Our Malady: Lessons in Liberty from a Hospital Diary is a 2020 book by Timothy Snyder. In it, Snyder explores the problems faced by the medical care in the United States.

==Background==
In December 2019, Timothy Snyder fell seriously ill with abdominal pain and was admitted to a hospital in Munich. The diagnosis of appendicitis was missed. Two weeks later, he had an appendectomy in Connecticut and was discharged after 24 hours.
Following another medical misdiagnosis in Florida he developed sepsis and was treated 26 days later in New Haven with a liver abscess. While recuperating from this illness through the coronavirus pandemic he wrote the book about the problems of the for-profit health care system in the USA, and the coronavirus response so far.

==Overview==
The Prologue "Solitude and Solidarity" is followed by an Introduction "Our Malady".
Lesson 1 is entitled "Healthcare is a human right. Here, Snyder explains the history of health care as a human right after the fall of the Third Reich where it arose in Postwar Europe, but was not codified in the United States.

In Lesson 2 : "Renewal begins with children" he compares childbirth in Austria and the US and posits that "commercialized health care impedes the freedom of families". Lesson 3: "The truth shall set us free" is about how the value of truth is connected to facts and creation of knowledge and how science should drive public policy. Lesson 4: "Doctors should be in charge" makes the case that physicians should to take "greater leadership in national politics".

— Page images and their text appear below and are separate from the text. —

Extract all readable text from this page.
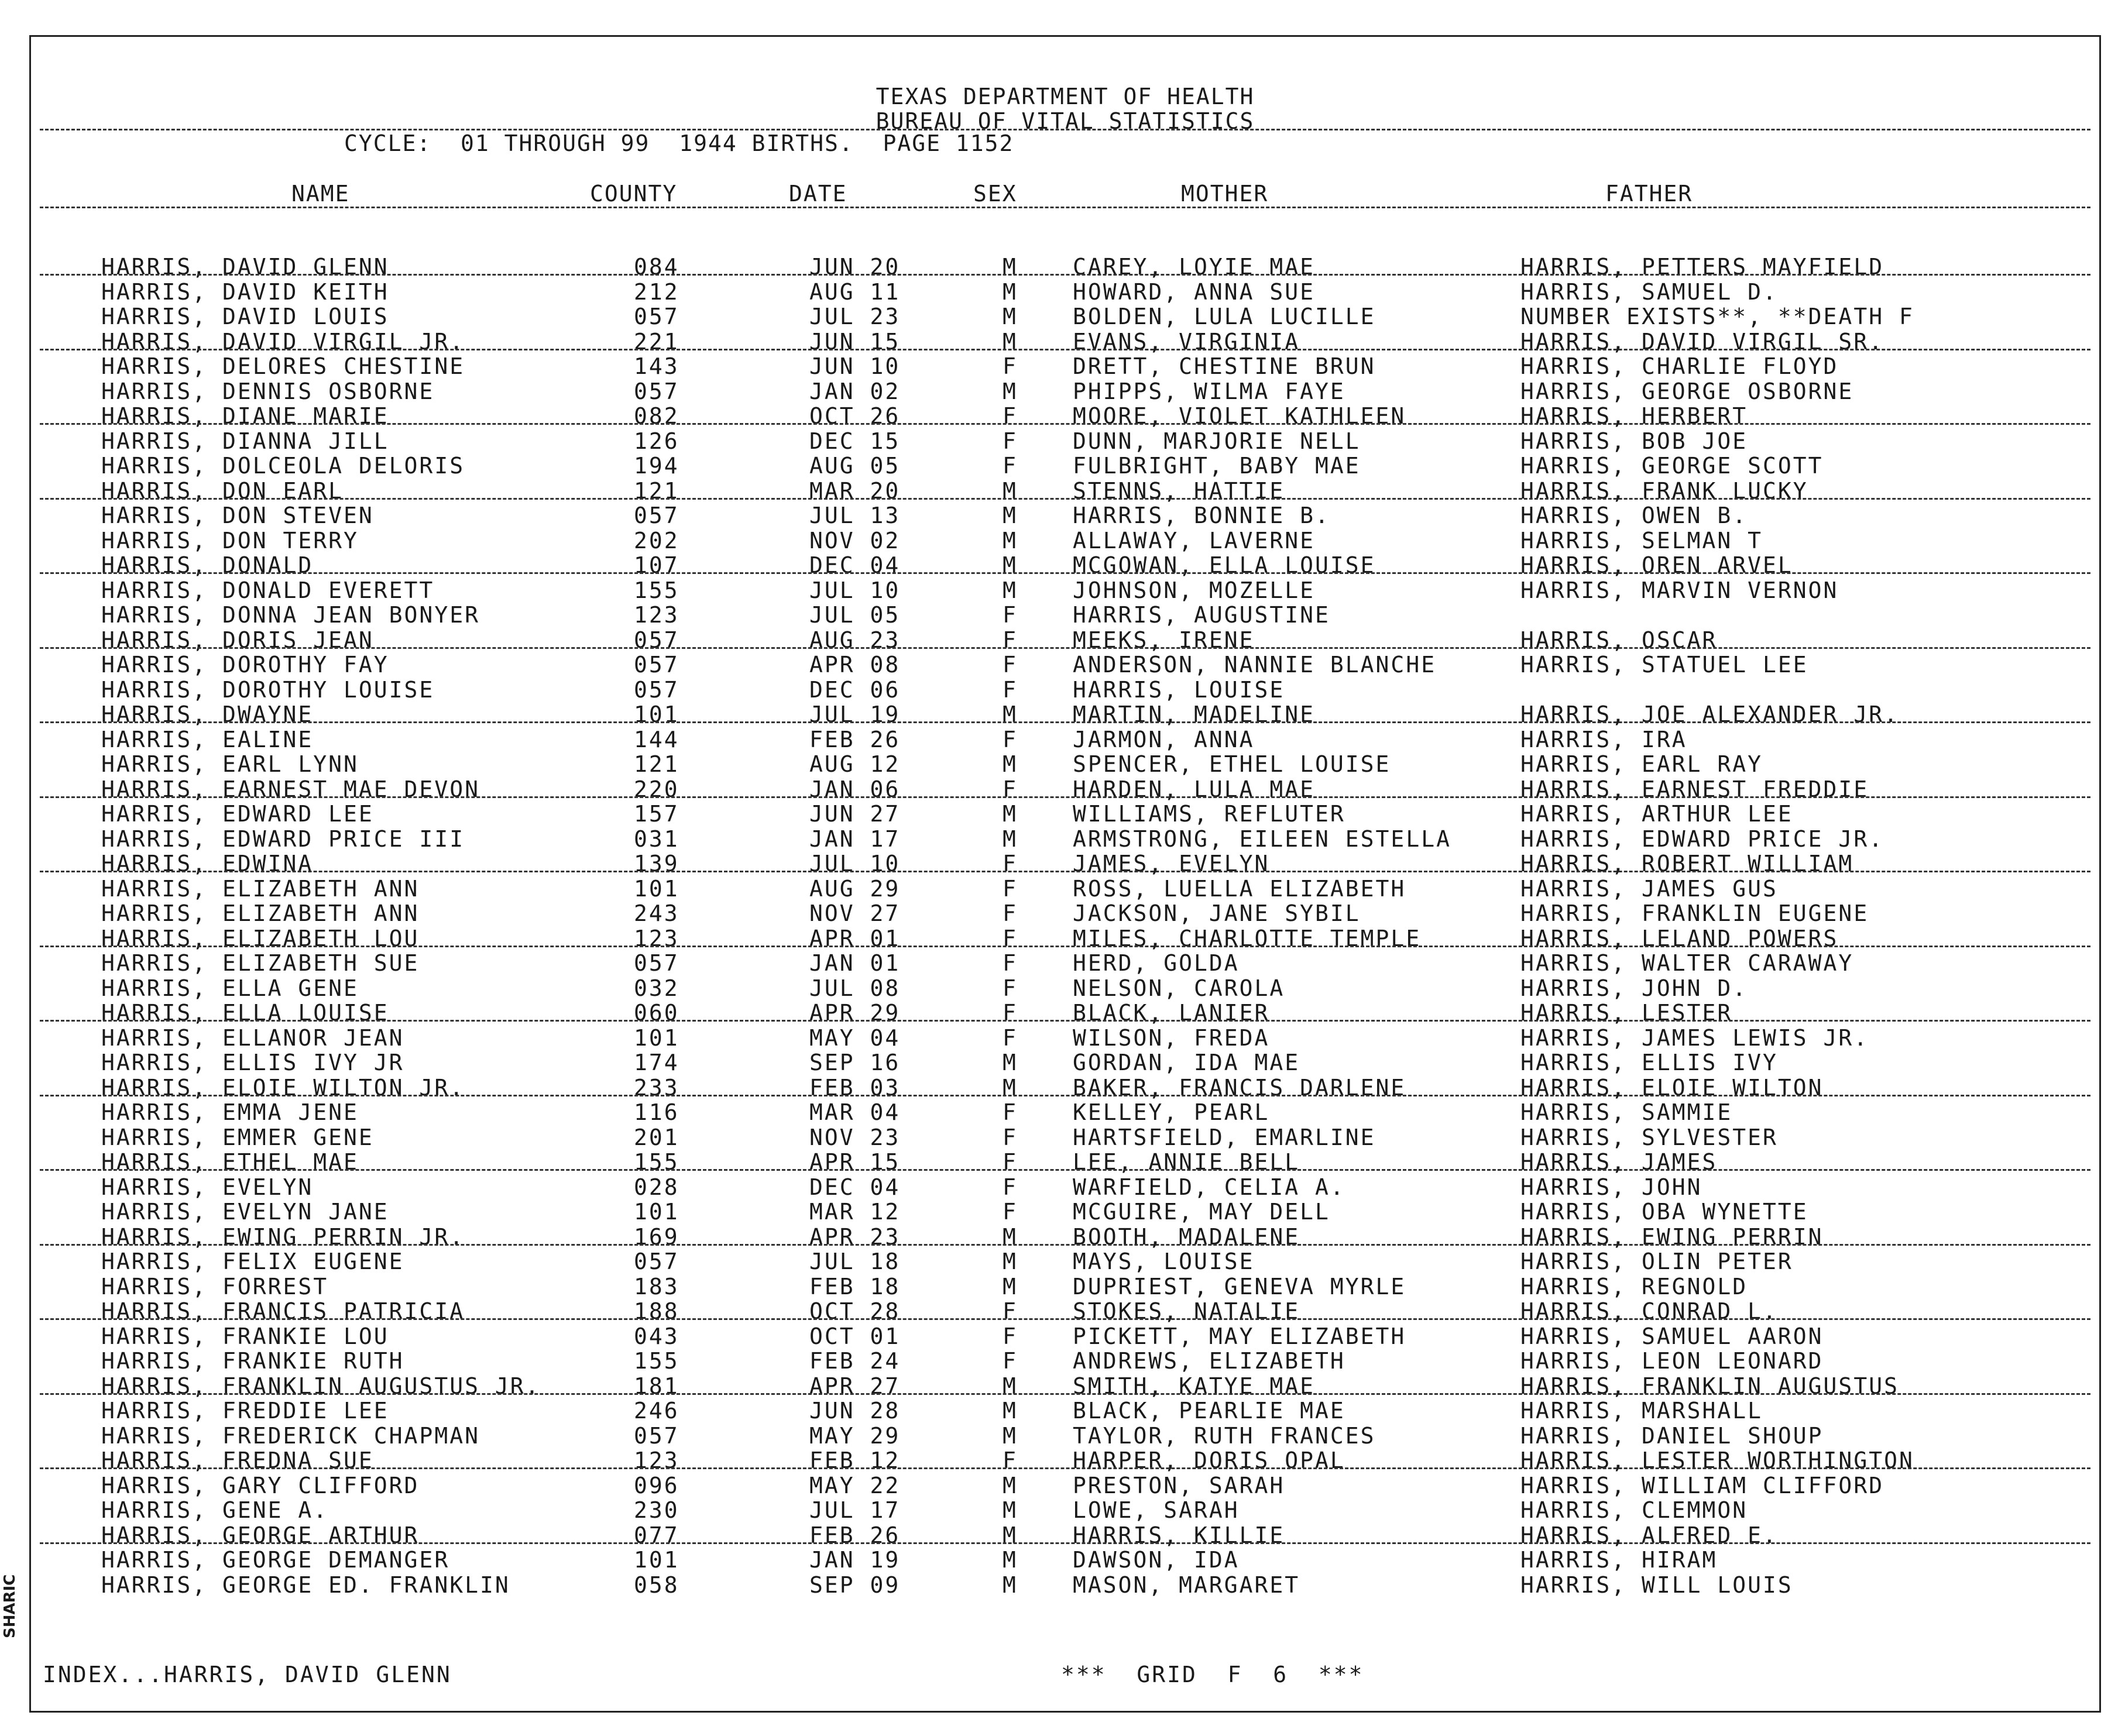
TEXAS DEPARTMENT OF HEALTH
BUREAU OF VITAL STATISTICS
CYCLE:  01 THROUGH 99  1944 BIRTHS.  PAGE 1152
NAME	COUNTY	DATE	SEX	MOTHER	FATHER
HARRIS, DAVID GLENN	084	JUN 20	M CAREY, LOYIE MAE	HARRIS, PETTERS MAYFIELD
HARRIS, DAVID KEITH	212	AUG 11	M HOWARD, ANNA SUE	HARRIS, SAMUEL D.
HARRIS, DAVID LOUIS	057	JUL 23	M BOLDEN, LULA LUCILLE	NUMBER EXISTS**, **DEATH F
HARRIS, DAVID VIRGIL JR.	221	JUN 15	M EVANS, VIRGINIA	HARRIS, DAVID VIRGIL SR.
HARRIS, DELORES CHESTINE	143	JUN 10	F DRETT, CHESTINE BRUN	HARRIS, CHARLIE FLOYD
HARRIS, DENNIS OSBORNE	057	JAN 02	M PHIPPS, WILMA FAYE	HARRIS, GEORGE OSBORNE
HARRIS, DIANE MARIE	082	OCT 26	F MOORE, VIOLET KATHLEEN	HARRIS, HERBERT
HARRIS, DIANNA JILL	126	DEC 15	F DUNN, MARJORIE NELL	HARRIS, BOB JOE
HARRIS, DOLCEOLA DELORIS	194	AUG 05	F FULBRIGHT, BABY MAE	HARRIS, GEORGE SCOTT
HARRIS, DON EARL	121	MAR 20	M STENNS, HATTIE	HARRIS, FRANK LUCKY
HARRIS, DON STEVEN	057	JUL 13	M HARRIS, BONNIE B.	HARRIS, OWEN B.
HARRIS, DON TERRY	202	NOV 02	M ALLAWAY, LAVERNE	HARRIS, SELMAN T
HARRIS, DONALD	107	DEC 04	M MCGOWAN, ELLA LOUISE	HARRIS, OREN ARVEL
HARRIS, DONALD EVERETT	155	JUL 10	M JOHNSON, MOZELLE	HARRIS, MARVIN VERNON
HARRIS, DONNA JEAN BONYER	123	JUL 05	F HARRIS, AUGUSTINE
HARRIS, DORIS JEAN	057	AUG 23	F MEEKS, IRENE	HARRIS, OSCAR
HARRIS, DOROTHY FAY	057	APR 08	F ANDERSON, NANNIE BLANCHE	HARRIS, STATUEL LEE
HARRIS, DOROTHY LOUISE	057	DEC 06	F HARRIS, LOUISE
HARRIS, DWAYNE	101	JUL 19	M MARTIN, MADELINE	HARRIS, JOE ALEXANDER JR.
HARRIS, EALINE	144	FEB 26	F JARMON, ANNA	HARRIS, IRA
HARRIS, EARL LYNN	121	AUG 12	M SPENCER, ETHEL LOUISE	HARRIS, EARL RAY
HARRIS, EARNEST MAE DEVON	220	JAN 06	F HARDEN, LULA MAE	HARRIS, EARNEST FREDDIE
HARRIS, EDWARD LEE	157	JUN 27	M WILLIAMS, REFLUTER	HARRIS, ARTHUR LEE
HARRIS, EDWARD PRICE III	031	JAN 17	M ARMSTRONG, EILEEN ESTELLA	HARRIS, EDWARD PRICE JR.
HARRIS, EDWINA	139	JUL 10	F JAMES, EVELYN	HARRIS, ROBERT WILLIAM
HARRIS, ELIZABETH ANN	101	AUG 29	F ROSS, LUELLA ELIZABETH	HARRIS, JAMES GUS
HARRIS, ELIZABETH ANN	243	NOV 27	F JACKSON, JANE SYBIL	HARRIS, FRANKLIN EUGENE
HARRIS, ELIZABETH LOU	123	APR 01	F MILES, CHARLOTTE TEMPLE	HARRIS, LELAND POWERS
HARRIS, ELIZABETH SUE	057	JAN 01	F HERD, GOLDA	HARRIS, WALTER CARAWAY
HARRIS, ELLA GENE	032	JUL 08	F NELSON, CAROLA	HARRIS, JOHN D.
HARRIS, ELLA LOUISE	060	APR 29	F BLACK, LANIER	HARRIS, LESTER
HARRIS, ELLANOR JEAN	101	MAY 04	F WILSON, FREDA	HARRIS, JAMES LEWIS JR.
HARRIS, ELLIS IVY JR	174	SEP 16	M GORDAN, IDA MAE	HARRIS, ELLIS IVY
HARRIS, ELOIE WILTON JR.	233	FEB 03	M BAKER, FRANCIS DARLENE	HARRIS, ELOIE WILTON
HARRIS, EMMA JENE	116	MAR 04	F KELLEY, PEARL	HARRIS, SAMMIE
HARRIS, EMMER GENE	201	NOV 23	F HARTSFIELD, EMARLINE	HARRIS, SYLVESTER
HARRIS, ETHEL MAE	155	APR 15	F LEE, ANNIE BELL	HARRIS, JAMES
HARRIS, EVELYN	028	DEC 04	F WARFIELD, CELIA A.	HARRIS, JOHN
HARRIS, EVELYN JANE	101	MAR 12	F MCGUIRE, MAY DELL	HARRIS, OBA WYNETTE
HARRIS, EWING PERRIN JR.	169	APR 23	M BOOTH, MADALENE	HARRIS, EWING PERRIN
HARRIS, FELIX EUGENE	057	JUL 18	M MAYS, LOUISE	HARRIS, OLIN PETER
HARRIS, FORREST	183	FEB 18	M DUPRIEST, GENEVA MYRLE	HARRIS, REGNOLD
HARRIS, FRANCIS PATRICIA	188	OCT 28	F STOKES, NATALIE	HARRIS, CONRAD L.
HARRIS, FRANKIE LOU	043	OCT 01	F PICKETT, MAY ELIZABETH	HARRIS, SAMUEL AARON
HARRIS, FRANKIE RUTH	155	FEB 24	F ANDREWS, ELIZABETH	HARRIS, LEON LEONARD
HARRIS, FRANKLIN AUGUSTUS JR.	181	APR 27	M SMITH, KATYE MAE	HARRIS, FRANKLIN AUGUSTUS
HARRIS, FREDDIE LEE	246	JUN 28	M BLACK, PEARLIE MAE	HARRIS, MARSHALL
HARRIS, FREDERICK CHAPMAN	057	MAY 29	M TAYLOR, RUTH FRANCES	HARRIS, DANIEL SHOUP
HARRIS, FREDNA SUE	123	FEB 12	F HARPER, DORIS OPAL	HARRIS, LESTER WORTHINGTON
HARRIS, GARY CLIFFORD	096	MAY 22	M PRESTON, SARAH	HARRIS, WILLIAM CLIFFORD
HARRIS, GENE A.	230	JUL 17	M LOWE, SARAH	HARRIS, CLEMMON
HARRIS, GEORGE ARTHUR	077	FEB 26	M HARRIS, KILLIE	HARRIS, ALFRED E.
HARRIS, GEORGE DEMANGER	101	JAN 19	M DAWSON, IDA	HARRIS, HIRAM
HARRIS, GEORGE ED. FRANKLIN	058	SEP 09	M MASON, MARGARET	HARRIS, WILL LOUIS
INDEX...HARRIS, DAVID GLENN	***  GRID  F  6  ***
SHARIC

The Conclusion is entitled: "Our recovery" and argues that the healthcare system should work for people rather than for profit. The last chapter is an Epilogue "Rage and Empathy".

==Reception==
A detailed and favorable review in The British Journal of General Practice explained the title byline in the "paradox of liberty" consisting of a tension between individual liberty and social solidarity.

The Journal Health Affairs called it an "impassioned meditation on the state of US health care" and reviewed each chapter in detail. It critically observed that he relied on simplification at times, for example in his interpretation of why the US fared worse during the COVID-19 pandemic.

The Washington Post called it a "loud and lucid" rant from a patient done wrong, but that the book lacked his authority in health care.
The Jewish Journal reviewed it more favorably, even calling it a "companion volume" to his prior bestseller On Tyranny.
Three reviewers point out the rage expressed in the book.